他是侧身睡著的,于是我扬起擀面杖,使劲砸向他的脑袋,一共砸了三下,直到把他打死。
杀了他之后,我想著自己可能要偿命,所以我就给他穿好衣服和鞋子,把他拖去一楼。
扔在一楼的楼道下面,再把脑袋上的血迹,涂抹在墙上,做出他喝醉酒,失足跌落,撞到了脑袋。
这之后,我就蹲在我家房门后面,我等著,一直等著有人喊,天快亮的时候,终于等来了敲门。
他们告诉我说,我老公喝醉酒,回家上楼的时候,失足摔死了,就这样,尸体我直接给送去殡仪馆火化。
从那时候开始,我得救了,我获得了新生,以至于小海都不知道他爸是怎么死的。
这个秘密我藏了那么多年,本来是打算到死都不说的。
我没想到的是,小海和他爸一模一样,邓治军怎么对待我的,小海就怎么对待雨虹。
也是,小海从小就看著他爸打我,狠狠地打我,他一直看在眼里的,他可能觉得打老婆是天经地义的事情。
自从小海和雨虹结婚后,我看著雨虹遭受了跟我一样的事情,我也不知道自己该怎么办。
小海是我儿子啊,我的亲生骨肉,我当初之所以一直默默忍受邓治军的家暴,不就是为了他吗?
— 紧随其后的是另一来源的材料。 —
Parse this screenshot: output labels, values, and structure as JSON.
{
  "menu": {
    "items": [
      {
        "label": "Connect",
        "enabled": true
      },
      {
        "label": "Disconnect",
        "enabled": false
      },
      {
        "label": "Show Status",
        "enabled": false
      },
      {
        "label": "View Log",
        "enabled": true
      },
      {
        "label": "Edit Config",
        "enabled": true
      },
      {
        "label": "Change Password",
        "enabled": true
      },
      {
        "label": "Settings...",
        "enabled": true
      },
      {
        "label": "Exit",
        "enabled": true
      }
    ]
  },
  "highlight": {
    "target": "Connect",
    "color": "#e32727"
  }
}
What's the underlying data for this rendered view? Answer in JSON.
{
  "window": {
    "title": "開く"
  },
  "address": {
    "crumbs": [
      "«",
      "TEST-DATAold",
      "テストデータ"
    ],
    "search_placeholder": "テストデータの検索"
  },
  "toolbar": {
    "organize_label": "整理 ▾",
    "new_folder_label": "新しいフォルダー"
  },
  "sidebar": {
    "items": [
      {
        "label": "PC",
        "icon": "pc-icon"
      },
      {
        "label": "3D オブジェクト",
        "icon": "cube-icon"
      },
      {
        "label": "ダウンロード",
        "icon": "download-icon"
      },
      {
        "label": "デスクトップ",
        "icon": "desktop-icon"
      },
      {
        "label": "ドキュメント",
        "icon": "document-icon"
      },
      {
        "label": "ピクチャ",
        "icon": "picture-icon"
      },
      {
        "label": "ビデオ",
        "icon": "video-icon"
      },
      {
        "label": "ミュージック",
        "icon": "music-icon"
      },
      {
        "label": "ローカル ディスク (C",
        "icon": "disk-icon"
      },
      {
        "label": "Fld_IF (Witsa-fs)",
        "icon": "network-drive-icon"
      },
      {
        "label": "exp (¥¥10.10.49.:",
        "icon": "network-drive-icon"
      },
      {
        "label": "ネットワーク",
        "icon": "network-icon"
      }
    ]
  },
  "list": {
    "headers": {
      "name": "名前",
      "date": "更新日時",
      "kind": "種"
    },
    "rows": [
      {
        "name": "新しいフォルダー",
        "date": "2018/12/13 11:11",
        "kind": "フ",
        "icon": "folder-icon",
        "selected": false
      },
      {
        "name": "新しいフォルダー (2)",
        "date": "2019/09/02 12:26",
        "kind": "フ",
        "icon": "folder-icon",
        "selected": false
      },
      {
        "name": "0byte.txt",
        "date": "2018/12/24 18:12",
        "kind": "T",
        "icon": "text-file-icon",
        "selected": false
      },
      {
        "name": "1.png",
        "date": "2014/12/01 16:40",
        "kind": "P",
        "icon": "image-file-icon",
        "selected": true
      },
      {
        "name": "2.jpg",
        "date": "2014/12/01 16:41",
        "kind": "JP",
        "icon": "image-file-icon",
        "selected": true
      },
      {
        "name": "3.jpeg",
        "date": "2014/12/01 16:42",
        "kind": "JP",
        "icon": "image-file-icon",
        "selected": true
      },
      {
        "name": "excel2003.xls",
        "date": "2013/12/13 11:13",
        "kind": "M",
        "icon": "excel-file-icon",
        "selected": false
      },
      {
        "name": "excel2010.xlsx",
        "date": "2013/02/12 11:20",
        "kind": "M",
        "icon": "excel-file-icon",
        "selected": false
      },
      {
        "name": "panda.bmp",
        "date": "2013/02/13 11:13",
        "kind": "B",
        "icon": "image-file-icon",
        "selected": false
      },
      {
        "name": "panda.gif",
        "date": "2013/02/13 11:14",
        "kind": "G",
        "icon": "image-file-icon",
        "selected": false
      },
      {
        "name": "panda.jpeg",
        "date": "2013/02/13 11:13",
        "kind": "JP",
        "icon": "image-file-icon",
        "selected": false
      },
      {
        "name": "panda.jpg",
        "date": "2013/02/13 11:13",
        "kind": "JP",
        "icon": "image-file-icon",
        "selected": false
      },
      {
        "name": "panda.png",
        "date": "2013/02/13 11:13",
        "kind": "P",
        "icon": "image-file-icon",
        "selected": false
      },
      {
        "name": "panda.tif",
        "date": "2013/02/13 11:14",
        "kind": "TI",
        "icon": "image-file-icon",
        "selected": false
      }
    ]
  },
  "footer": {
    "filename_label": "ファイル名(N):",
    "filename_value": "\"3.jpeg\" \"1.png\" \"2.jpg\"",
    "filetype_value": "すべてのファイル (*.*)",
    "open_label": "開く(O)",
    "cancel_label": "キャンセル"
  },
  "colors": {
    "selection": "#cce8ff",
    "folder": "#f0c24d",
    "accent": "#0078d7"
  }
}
可他所做的却和他爸一模一样,我自己已经在地狱里走过一回,我能理解雨虹的感受。
这些年,我一直在劝小海,想要把他纠正过来,我起早贪黑地赚钱,全都交给他,就是想让他对雨虹好。
我知道,男人没钱,就没底气,就没自尊,没了自尊的男人,特别是小海这种人,他会对自己家人产生暴力,无论是语言上的,或者是拳打脚踢。
雨虹被小海打得那么惨,还用火烧她,我就已经起了杀心,不过我还一直顾念著他是我的亲生骨肉。
上个月底,雨虹住院期间,她想要带著孩子去寻死,她已经被逼的没办法了,而且我还亲眼看见我的小孙子,在她妈那么悲惨的情况下,就因为饿了,伸手就扇了她妈妈的耳光。
那孩子很使劲地扇巴掌,眼里没有一点对她妈妈的同情和怜悯,跟他爸和他爷爷一样的眼神,我当时吓坏了。
那个时候我就知道,我一定要亲手杀死小海,我要把雨虹给解救出来,要不然,我小孙子也会成为一个性格暴戾的人。
因为早在十年前,我已经杀了我老公,所以我没有任何心理负担,我不是失手杀人,我是真的想要小海去死……」
说到这里,石心兰抬起眼来,紧盯著站在她面前的这群公安,她一边流著泪,一边笑了笑。